# Who needs plain White !



## zipp2001 (Feb 24, 2007)

Since I did my cycling helmet and shoes with a splatter paint design (Color Me Crazy video). I also did a pair of sneakers for myself, and another helmet for a friend. My latest paint job was a pair of golf shoes for Farther Wayne. Maybe this will take a couple strokes off his game.
https://www.youtube.com/watch?v=WfIAplhC5QQ


----------



## velodog (Sep 26, 2007)

zipp2001 said:


> Since I did my cycling helmet and shoes with a splatter paint design (Color Me Crazy video). I also did a pair of sneakers for myself, and another helmet for a friend. My latest paint job was a pair of golf shoes for Farther Wayne. Maybe this will take a couple strokes off his game.
> https://www.youtube.com/watch?v=WfIAplhC5QQ


You're not going to suggest "splash" handlebar tape too I hope.


----------



## zipp2001 (Feb 24, 2007)

velodog said:


> You're not going to suggest "splash" handlebar tape too I hope.
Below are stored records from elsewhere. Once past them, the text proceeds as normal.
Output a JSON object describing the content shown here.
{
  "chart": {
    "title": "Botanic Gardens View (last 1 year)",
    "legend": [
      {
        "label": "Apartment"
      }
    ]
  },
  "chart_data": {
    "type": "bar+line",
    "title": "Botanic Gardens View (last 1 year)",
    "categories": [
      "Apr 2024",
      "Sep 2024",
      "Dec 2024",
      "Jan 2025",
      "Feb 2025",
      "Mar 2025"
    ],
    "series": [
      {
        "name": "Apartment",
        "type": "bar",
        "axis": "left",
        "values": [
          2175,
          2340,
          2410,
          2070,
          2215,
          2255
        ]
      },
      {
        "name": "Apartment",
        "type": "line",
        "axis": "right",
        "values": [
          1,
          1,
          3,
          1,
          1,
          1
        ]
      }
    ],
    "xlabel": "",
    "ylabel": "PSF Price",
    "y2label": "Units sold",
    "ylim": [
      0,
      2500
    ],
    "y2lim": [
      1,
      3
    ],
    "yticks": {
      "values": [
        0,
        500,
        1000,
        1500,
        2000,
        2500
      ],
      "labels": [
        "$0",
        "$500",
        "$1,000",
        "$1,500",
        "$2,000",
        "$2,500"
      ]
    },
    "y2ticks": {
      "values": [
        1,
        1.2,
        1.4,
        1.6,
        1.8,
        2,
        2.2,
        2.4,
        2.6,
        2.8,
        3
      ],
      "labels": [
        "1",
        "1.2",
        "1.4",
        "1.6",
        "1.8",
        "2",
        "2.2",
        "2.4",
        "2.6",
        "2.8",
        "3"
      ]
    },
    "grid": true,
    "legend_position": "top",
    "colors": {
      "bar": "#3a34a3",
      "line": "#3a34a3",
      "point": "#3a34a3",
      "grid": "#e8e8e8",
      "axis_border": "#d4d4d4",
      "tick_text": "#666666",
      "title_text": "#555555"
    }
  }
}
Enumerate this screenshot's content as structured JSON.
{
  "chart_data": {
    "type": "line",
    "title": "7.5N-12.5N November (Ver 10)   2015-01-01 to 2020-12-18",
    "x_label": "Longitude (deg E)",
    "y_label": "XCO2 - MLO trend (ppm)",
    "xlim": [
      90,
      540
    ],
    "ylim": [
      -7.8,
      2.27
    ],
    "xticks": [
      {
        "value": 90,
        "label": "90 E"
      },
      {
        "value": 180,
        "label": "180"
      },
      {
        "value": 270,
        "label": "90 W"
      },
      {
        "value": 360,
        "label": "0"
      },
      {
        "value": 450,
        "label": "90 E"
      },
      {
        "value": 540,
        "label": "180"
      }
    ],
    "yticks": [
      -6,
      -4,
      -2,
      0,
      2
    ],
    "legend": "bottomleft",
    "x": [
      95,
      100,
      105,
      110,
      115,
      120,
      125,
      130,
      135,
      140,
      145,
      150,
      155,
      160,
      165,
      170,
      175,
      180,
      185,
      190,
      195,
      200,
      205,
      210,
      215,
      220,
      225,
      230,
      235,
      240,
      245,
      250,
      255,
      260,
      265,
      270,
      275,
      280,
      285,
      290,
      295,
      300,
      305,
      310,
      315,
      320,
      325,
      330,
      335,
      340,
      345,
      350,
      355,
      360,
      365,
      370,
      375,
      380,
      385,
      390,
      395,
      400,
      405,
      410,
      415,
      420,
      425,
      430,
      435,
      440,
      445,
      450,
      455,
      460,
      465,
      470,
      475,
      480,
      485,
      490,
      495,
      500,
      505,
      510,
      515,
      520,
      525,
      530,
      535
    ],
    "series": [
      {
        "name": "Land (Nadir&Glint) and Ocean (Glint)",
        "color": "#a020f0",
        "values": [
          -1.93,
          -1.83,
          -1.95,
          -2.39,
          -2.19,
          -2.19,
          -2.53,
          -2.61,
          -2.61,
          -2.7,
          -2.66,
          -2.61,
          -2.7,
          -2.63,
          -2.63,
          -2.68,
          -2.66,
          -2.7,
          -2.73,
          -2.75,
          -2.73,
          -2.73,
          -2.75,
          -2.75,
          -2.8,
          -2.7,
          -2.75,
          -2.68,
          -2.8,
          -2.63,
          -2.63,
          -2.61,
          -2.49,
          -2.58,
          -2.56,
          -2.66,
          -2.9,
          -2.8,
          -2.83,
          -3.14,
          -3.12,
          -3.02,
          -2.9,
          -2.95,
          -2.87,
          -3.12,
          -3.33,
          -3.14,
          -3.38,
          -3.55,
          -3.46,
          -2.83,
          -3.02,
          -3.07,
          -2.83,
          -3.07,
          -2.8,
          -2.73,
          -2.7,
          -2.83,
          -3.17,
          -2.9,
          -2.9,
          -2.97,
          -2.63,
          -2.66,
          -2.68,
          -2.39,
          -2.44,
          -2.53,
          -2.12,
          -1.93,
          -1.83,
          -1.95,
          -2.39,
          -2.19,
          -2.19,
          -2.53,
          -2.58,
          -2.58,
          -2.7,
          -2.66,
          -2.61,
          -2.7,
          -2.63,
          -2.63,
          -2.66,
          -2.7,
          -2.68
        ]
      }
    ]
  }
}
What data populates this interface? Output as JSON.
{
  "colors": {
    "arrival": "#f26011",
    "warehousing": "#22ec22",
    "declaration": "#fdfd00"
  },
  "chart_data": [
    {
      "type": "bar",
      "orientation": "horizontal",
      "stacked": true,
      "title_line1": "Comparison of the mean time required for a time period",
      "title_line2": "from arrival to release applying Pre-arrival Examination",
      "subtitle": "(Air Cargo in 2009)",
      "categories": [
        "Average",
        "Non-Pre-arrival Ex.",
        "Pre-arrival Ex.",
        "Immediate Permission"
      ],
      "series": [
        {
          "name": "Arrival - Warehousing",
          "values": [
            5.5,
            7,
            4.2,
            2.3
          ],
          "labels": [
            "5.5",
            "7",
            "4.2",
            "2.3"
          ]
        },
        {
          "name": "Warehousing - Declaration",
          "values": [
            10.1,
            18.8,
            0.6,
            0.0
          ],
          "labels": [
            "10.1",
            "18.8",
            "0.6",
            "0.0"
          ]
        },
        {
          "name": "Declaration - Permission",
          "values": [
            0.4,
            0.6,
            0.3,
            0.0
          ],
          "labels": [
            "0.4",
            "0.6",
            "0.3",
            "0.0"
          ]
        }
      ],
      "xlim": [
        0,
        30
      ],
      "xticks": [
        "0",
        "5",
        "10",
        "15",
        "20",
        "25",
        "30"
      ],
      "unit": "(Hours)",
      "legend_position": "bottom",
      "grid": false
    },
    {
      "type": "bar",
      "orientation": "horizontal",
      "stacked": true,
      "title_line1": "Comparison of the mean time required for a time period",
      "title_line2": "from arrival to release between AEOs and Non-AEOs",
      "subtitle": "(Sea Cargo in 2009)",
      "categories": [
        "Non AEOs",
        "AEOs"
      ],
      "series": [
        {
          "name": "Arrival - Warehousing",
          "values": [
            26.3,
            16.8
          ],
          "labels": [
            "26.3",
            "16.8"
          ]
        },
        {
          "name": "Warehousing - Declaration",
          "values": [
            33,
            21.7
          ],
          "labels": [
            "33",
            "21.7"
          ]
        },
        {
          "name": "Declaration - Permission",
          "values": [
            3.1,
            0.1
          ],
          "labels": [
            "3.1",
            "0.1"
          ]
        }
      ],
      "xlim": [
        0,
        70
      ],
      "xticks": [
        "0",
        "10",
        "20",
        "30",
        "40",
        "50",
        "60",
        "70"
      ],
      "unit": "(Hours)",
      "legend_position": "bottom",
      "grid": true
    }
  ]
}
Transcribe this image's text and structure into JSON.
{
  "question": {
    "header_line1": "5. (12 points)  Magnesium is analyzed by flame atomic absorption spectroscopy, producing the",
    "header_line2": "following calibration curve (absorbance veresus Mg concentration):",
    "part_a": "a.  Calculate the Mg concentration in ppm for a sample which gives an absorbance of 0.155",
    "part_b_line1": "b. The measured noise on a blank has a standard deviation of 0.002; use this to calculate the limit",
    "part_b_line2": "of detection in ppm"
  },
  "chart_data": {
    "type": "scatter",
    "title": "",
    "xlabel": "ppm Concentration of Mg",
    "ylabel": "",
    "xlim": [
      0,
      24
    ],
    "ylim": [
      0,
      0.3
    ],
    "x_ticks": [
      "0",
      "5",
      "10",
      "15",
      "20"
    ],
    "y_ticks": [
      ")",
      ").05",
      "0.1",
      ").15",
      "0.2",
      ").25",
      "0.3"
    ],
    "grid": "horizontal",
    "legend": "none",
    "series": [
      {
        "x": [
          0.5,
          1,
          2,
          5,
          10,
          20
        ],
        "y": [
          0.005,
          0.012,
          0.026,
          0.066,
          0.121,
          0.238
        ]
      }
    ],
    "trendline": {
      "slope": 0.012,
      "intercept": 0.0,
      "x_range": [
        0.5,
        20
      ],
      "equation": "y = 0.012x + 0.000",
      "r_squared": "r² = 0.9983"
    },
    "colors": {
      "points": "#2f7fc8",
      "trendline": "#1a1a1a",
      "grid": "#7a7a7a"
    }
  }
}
No but does this color combo work ?


----------



## velodog (Sep 26, 2007)

zipp2001 said:


> No but does this color combo work ?
> View attachment 318178
> View attachment 318178


That hurt my eyes.


----------



## zipp2001 (Feb 24, 2007)

Here is just a peek of my cycling kit that is in production right now. I also have bib shorts, arm/leg warmers, gloves, shoe covers, and cycling caps.


----------



## Wetworks (Aug 10, 2012)

zipp2001 said:


> Here is just a peek of my cycling kit that is in production right now. I also have bib shorts, arm/leg warmers, gloves, shoe covers, and cycling caps.
> View attachment 318179
> 
> View attachment 318180


Love it, looks great!!


----------



## crit_boy (Aug 6, 2013)

Tri to understand. 

The coupe de grass - gatorskins on a TT bike (spelling intentional).


----------



## Peter P. (Dec 30, 2006)

Those shoes and helmet are majorly pimpin'! Good for you.


----------



## JCavilia (Sep 12, 2005)

It looks like a collision between Jackson Pollock and RuPaul - and I do NOT mean that in a bad way. I don't think I'd wear it, and I certainly wouldn't go to the trouble of making it (even if I had the artistic talent), but if it works for you, I say well done. I'll bet you get a lot of smiles and thumbsups on the road, and that's a good thing.


----------



## ziscwg (Apr 19, 2010)

Dude, 
You need more to do.


----------